Page:Edmond Haraucourt Cinq mille ans 1904.djvu/19

Cette page a été validée par deux contributeurs.

DU HAUT DE LA BUTTE

Il était un peu plus de midi, lorsque, par une belle journée de l’an 6983 (12-18 juillet), les barques racolées par le pêcheur de sardines se détachèrent peu à peu des îles parisiennes, et, traversant ce golfe, dirigèrent leur flottille vers le phare de Montmartre, où les touristes d’Océanie attendaient leur venue. L’éminent archéologue qui dirigeait l’excursion scientifique jugea que le moment était venu de reprendre la parole.

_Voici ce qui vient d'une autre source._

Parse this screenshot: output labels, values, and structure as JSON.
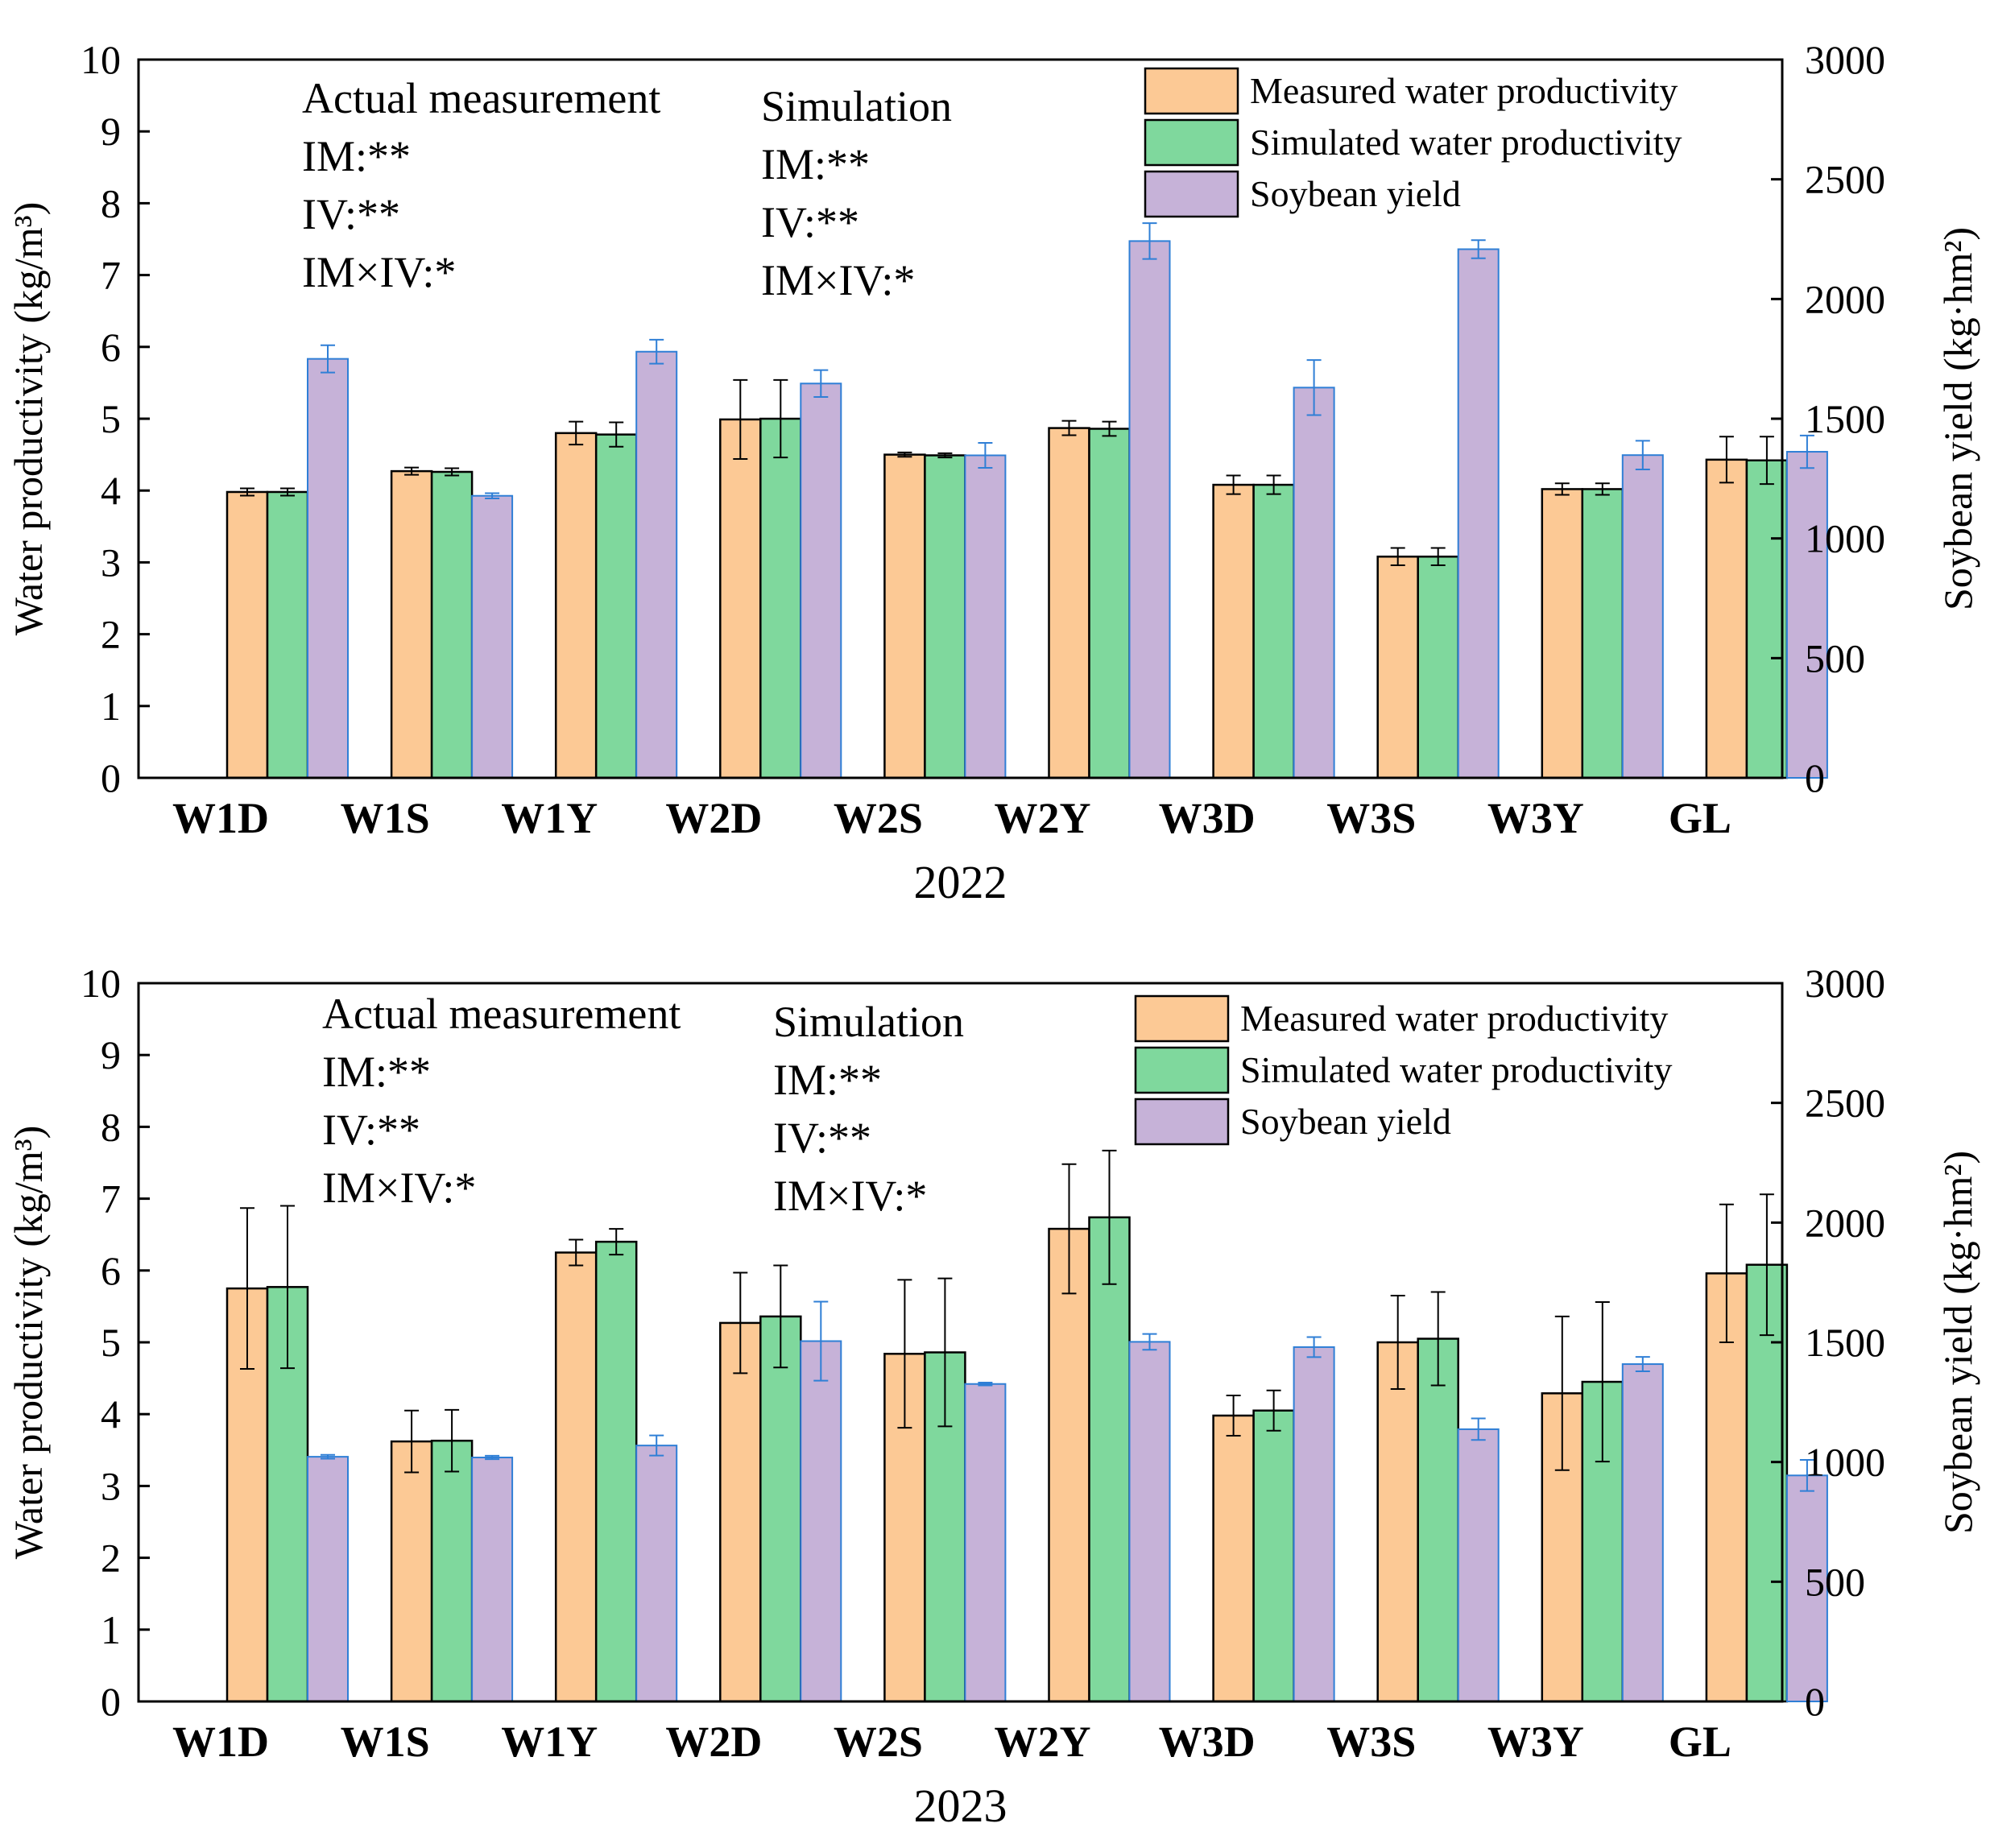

— Messieurs, afin de procéder avec méthode à la visite de cette cité engloutie, orientons-nous d’abord. Paris s’étendait devant nous vers le Sud, et nous sommes ici à l’extrémité Nord de cette capitale. L’Océan s’avançait par notre droite, c’est-à-dire de l’Ouest, et la ville continentale, qui était peu à peu devenue un port de mer, disparut enfin sous les flots. Les sept collines qui bombaient la cité furent alors les maigres îlots que nous voyons émerger : à l’Est, le Mont-de-Chaux, et, vers le Nord-Est, le cimetière public, dont le nom nous est révélé par une inscription, aujourd’hui, déchiffrée, le Père-Lachèze ; au Sud-Est, la nécropole des Grands-Hommes, avec le temple de la Patrie-Reconnaissante ; se rapprochant du Sud, l’île des Sénateurs, et, là-bas, au Sud-Ouest, l’île des Guerriers-Valeureux, ou mont Valeurien ; enfin, à l’Ouest, l’île de l’Empereur, où s’amoncèlent les ruines du monument le plus notoire qui nous reste de cette époque. L’examen des vestiges épars sur ces hauteurs va nous permettre d’étudier chronologiquement une civilisation disparue, et de restituer les grandes lignes de son histoire.

Car les documents écrits, vous le savez, sont rares, en raison du procédé qu’on employait alors pour la reproduction graphique : le papier, sorte de boue séchée et gravée à l’état sec, mais qui promptement redevenait de la boue, fut une invention néfaste pour la mémoire de ces hommes, de leurs idées, de leur philosophie, de leur histoire, de leur littérature. Presque rien n’a survécu de ces âges, qui néanmoins — nous en possédons les preuves — produisaient des ouvrages dignes d’un si puissant empire et d’une culture relativement si avancée.